Baca Juga: Kecelakaan Maut di Provinsi Sumatera Utara, Pejabat Meninggal Dunia
"Jadi bersamaan. Karena hari ini gelar perkara juga atas kasus yang sama. Sehingga di Propam akhirnya ditunda. Kami berharap dengan adanya laporan kami ini, pihak penyidik Polsek Percut Sei Tuan Polrestabes Medan bisa bekerja dengan profesional," tuturnya.
Paul Tambunan, kuasa hukum korban menambahkan, kejanggalan dalam proses hukum yang dilakukan Polsek Percut Sei Tuan sangat jelas terlihat. Di antaranya, pelaku berinisial V dilepaskan.

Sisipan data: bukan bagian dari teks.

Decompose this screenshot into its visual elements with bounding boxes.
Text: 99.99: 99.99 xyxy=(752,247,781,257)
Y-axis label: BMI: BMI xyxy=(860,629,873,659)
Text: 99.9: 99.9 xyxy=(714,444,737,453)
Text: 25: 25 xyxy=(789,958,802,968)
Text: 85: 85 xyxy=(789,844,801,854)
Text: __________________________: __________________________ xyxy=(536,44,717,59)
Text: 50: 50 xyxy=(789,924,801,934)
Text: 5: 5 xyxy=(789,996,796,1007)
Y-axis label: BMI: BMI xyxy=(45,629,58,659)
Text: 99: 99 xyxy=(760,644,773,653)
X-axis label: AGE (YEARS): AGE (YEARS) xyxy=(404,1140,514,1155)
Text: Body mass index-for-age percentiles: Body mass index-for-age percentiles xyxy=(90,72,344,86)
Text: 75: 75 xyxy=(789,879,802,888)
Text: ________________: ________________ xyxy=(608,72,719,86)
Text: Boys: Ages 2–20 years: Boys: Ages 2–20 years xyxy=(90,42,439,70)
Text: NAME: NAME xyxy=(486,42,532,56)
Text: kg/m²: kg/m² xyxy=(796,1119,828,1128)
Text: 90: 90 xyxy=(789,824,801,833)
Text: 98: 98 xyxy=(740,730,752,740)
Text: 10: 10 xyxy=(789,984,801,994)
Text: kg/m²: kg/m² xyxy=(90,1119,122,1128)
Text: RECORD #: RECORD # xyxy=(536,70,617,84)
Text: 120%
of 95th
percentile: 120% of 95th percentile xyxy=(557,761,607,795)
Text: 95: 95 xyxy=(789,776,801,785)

"Jadi, awalnya tiga orang pelaku diamankan oleh massa karena melakukan penganiayaan terhadap Usop Suripto, di Jalan Pukat Banting I, Bantan Medan Tembung, Kota Medan Rabu 17 Agustus 2022 sekitar pukul 21:20 WIB. Pelaku diantaranya V, Wiliam Charles dan David Nicolas. Selanjutnya, ketiganya diamankan Polsek Percut Sei Tuan. Akan tetapi, V akhirnya dilepaskan. Sehingga itu menjadi poin kami membuat laporan ke Propam Polda Sumatera Utara," ungkapnya.